Okay, that's helpful information.
The reason I asked is because where the extraneous noise is in the audio spectrum, what its competing against, and the envelope characteristics of each, are critical to selecting something that keeps the signal you want, and sends the noise somewhere else.
In the case of voice, something like the SSM-2166-based Quick and Dirty Compressor, posted at Jack Orman's www.muzique.com
site, but also in the application notes/datasheet for the chip (look up SSM2166 and pdf in Google) is a very good candidate. Indeed, the chip was largely developed for mic'd situations. It has both a limiter, gain stage, and downward expander in the same chip and requires very little to build....assuming you can score a chip. Small Bear might have them and maybe even somewhere in the GTA (I got mine from Active/Future Electronics a few years ago). Expect to pay somewhere in the neighbourhood of $10 when you find them, but the amount of time and headache this chip saves is WELL worth the expense.
Having a limiter and downward expander works well for voice in a few ways. First, the limiter and gain gives the voice a little more cutting power. The downward expander also preserves a lot more of the envelope of the voice so that beginnings and endings of words don't get chopped.
How are downward expanders different than gates? Gates cut the input signal by a fixed proportion (normally 100%, but some let you set amount of cut so that it could be only 50% for example) if it is below some minimum level. Once above that level, the "gate opens", meaning that the level cut is not applied any more.
The problem with this is that in instances where a note is fading (e.g., a singer holds a note with some vocal vibrato and fades at the end of a line), the gate does nothing up to some arbitrary threshold/level and then barges in as if it has suddenly yanked the plug on the singer. You can set that threshold such that the mic signal has to be really low for that to happen, but at the same time you risk inviting all that noise you were trying to cut out in the first place.
Downward expanders, in contrast, effectively adjust how much cut is occurring on a proportional basis. So if you're just a bit below that threshold, a bit of level reduction is applied, and if you're below that proportionately more level reduction is applied. They are called "expanders" because they essentially exaggerate the differences between soft, pretty soft, and very soft levels. The end result of this is that the tails of notes are better-preserved - important to singers.
The SSM2166 does not set how MUCH expansion occurs below the threshold, but it does allow you to set the threshold for both limiting and expansion so you can construct a zone where the signal leaves the way it came in, a zone where large incoming differences result in little outgoing difference (limiting), and a zone where small incoming differences result in large outgoing differences (expansion).
VERY powerful combo and the basis of all high-priced rackmount "dynamics processors".
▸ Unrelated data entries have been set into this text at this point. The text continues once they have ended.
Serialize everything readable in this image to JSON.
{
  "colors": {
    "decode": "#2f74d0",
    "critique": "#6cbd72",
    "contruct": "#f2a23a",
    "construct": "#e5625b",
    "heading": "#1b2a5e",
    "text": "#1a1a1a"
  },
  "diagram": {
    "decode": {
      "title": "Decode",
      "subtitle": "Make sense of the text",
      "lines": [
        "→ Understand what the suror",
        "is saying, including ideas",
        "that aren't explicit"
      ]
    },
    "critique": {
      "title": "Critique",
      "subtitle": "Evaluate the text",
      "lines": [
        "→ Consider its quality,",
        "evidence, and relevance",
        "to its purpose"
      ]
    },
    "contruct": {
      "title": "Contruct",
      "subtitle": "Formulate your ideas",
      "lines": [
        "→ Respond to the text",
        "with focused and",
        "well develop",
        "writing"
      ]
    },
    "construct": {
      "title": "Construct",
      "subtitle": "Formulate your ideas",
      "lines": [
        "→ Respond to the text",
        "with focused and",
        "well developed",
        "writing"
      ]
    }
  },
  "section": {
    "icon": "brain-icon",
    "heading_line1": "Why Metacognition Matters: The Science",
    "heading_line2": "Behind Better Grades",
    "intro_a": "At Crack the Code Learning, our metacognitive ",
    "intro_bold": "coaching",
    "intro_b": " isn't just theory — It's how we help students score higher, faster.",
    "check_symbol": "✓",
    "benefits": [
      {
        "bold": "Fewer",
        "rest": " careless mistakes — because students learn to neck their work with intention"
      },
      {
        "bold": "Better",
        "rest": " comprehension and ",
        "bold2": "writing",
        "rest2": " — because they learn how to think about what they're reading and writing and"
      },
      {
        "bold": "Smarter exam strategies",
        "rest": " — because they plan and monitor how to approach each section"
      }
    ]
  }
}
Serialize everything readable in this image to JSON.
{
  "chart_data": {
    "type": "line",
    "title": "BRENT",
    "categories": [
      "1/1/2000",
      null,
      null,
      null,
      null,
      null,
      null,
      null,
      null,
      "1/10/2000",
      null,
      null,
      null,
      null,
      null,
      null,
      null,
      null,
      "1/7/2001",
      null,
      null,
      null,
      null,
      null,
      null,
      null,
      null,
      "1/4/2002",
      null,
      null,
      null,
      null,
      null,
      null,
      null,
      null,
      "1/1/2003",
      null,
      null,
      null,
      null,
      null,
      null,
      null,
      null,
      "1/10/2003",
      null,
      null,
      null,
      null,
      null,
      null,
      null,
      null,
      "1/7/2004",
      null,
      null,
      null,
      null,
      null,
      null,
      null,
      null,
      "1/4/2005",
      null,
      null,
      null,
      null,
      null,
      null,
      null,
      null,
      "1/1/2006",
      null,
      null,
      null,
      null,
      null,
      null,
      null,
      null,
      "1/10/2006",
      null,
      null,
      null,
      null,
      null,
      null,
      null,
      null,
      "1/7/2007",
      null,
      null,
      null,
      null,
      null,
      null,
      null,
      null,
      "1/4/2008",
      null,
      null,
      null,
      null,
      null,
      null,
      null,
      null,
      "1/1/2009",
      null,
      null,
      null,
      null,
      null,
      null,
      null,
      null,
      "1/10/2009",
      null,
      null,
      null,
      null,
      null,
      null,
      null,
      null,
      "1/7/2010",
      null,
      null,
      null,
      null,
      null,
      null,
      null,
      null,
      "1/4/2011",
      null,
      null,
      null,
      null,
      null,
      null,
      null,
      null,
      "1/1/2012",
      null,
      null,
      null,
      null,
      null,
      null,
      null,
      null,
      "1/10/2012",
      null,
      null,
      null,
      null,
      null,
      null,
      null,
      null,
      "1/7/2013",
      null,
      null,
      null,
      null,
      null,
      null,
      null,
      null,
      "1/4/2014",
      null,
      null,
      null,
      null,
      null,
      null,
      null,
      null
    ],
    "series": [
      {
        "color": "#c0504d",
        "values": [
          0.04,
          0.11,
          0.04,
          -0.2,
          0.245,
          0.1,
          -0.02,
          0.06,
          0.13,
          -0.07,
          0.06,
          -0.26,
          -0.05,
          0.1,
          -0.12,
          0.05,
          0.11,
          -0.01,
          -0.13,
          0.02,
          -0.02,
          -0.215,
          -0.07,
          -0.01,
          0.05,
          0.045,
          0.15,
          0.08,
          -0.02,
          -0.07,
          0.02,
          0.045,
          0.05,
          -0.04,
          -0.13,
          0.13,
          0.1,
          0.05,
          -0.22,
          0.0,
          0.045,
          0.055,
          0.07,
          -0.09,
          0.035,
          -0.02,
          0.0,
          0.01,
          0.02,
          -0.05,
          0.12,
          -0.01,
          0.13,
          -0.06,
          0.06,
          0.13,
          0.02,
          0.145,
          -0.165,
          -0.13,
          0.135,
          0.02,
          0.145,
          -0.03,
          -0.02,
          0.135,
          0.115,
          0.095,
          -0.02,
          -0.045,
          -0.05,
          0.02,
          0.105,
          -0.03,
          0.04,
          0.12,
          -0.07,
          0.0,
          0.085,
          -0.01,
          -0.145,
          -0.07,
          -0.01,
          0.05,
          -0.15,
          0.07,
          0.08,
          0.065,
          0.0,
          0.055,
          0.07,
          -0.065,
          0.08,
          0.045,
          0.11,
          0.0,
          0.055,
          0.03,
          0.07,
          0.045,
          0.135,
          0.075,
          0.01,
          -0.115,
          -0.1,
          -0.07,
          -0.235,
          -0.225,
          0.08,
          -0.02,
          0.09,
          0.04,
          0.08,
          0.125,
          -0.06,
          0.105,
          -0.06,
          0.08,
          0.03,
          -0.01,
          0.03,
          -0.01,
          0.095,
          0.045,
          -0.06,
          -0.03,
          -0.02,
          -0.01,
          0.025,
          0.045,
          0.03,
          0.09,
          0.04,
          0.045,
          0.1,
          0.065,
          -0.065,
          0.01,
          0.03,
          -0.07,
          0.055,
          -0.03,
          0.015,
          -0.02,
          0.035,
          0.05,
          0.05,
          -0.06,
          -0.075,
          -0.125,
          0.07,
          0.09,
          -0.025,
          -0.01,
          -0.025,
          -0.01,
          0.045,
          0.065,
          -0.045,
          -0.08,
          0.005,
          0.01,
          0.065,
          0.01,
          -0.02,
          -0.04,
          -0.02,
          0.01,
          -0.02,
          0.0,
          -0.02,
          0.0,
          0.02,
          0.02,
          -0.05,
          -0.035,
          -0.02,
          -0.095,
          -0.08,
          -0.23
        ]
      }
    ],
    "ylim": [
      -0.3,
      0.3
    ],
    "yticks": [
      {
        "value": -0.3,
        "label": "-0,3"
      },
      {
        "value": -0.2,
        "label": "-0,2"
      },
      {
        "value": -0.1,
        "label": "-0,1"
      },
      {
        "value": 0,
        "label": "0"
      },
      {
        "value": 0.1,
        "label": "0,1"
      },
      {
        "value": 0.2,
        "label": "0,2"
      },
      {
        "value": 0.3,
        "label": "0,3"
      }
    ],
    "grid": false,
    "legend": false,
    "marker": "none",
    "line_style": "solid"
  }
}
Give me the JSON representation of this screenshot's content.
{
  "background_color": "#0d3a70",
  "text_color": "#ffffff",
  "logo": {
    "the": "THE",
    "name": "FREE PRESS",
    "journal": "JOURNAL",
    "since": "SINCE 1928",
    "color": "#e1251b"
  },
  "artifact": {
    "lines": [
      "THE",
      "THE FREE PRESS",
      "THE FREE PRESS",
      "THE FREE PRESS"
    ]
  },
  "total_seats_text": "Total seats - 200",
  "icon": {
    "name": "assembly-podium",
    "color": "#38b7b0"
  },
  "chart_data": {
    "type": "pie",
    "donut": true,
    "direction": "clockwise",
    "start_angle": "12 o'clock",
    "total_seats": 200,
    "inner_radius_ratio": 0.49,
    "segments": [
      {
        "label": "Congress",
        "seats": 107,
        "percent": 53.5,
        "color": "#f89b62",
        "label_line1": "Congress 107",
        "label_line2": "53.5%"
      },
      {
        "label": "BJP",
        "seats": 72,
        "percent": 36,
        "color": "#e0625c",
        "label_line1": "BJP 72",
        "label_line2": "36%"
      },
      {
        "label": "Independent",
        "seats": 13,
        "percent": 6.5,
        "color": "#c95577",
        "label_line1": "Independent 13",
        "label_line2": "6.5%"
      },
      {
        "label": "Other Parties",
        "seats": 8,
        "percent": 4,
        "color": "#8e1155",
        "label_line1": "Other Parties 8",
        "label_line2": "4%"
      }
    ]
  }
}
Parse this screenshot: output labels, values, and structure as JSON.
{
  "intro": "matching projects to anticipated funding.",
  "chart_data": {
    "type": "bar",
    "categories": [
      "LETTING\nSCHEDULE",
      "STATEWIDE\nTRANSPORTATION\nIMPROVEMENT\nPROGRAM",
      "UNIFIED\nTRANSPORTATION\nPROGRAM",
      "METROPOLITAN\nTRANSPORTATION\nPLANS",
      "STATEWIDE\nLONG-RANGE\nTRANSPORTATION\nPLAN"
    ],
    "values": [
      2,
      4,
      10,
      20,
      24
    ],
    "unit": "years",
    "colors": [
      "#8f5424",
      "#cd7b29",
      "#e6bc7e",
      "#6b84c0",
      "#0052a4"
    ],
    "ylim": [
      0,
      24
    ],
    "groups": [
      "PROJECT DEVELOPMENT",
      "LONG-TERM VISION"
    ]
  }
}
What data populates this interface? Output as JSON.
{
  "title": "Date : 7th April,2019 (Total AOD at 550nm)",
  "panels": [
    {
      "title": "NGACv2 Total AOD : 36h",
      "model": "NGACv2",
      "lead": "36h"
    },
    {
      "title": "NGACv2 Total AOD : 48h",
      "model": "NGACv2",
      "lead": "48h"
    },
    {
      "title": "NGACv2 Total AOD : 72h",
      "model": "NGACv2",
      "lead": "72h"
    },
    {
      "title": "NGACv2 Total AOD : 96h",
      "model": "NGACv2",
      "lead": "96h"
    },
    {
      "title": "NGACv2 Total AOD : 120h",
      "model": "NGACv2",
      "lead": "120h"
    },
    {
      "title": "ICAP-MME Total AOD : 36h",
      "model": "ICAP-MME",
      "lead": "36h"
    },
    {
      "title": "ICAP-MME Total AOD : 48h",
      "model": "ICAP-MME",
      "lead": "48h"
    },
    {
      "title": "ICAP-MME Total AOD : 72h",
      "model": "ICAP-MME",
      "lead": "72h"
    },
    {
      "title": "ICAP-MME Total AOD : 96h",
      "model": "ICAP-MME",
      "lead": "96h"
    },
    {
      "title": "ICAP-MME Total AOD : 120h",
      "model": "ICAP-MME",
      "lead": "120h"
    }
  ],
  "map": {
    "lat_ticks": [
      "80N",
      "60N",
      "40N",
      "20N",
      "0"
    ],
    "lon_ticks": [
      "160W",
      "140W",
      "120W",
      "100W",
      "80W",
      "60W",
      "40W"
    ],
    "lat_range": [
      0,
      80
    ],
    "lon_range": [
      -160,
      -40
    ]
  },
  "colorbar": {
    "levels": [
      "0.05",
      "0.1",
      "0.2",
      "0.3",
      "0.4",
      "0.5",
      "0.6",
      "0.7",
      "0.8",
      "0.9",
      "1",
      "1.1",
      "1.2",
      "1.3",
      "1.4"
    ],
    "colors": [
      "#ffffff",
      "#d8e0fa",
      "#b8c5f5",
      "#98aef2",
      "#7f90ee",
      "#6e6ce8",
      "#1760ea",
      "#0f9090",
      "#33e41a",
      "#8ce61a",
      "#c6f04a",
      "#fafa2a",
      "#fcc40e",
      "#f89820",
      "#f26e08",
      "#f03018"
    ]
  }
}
There is an older FET-based gate project from Modern Recording
magazine posted at my site (http://hammer.ampage.org
). I've built it and it isn't bad, but it needs fine-tuning. Build it flawlessly, and even if it works exactly as intended, I guarantee you will be back here asking questions about what to change, That's not a weakness of the project per se, but an issue of how important it is to match gate properties to signal source.Noise source
: The actual level of the noise source plays a role in what type of noise cure you go after. For instance, if the noise in question is simple hiss, a gate or expander might fix it beuatifully, but recognize that it will have no impact on hiss in the PA itself because it is inserted earlier in the signal chain. If the noise is in the form of hum from a ground loop or from working too close to flourescent lights in your practice space, etc., the gate/expander may have to have its threshold for turning on set so high that your choices become restricted to screaming or living with hum. It is worth pointing out, though, that hum is blessedly low frequency content, well below the range of the voice, and hiss is blessedly high-frequency content, well above the range of the voice. A well-designed highpass (for hum) or lowpass (for hiss) filter may be all that you really need to make the sound tolerable. The nice thing is that no thresholds need to be set and the onset and fade-out of everything you pass through it is left perfectly intact.
Alternatively, a simple gate, which may be unacceptable on its own, can work comfortably with a filter to do what you want. So, for example, you have constant low-cut filtering to keep kickdrum and bass roar out of the voice mic all the time, and follow it with a noise gate with a very low turn-on threshold to "tidy up" things when there is no voice and you truly want "quiet".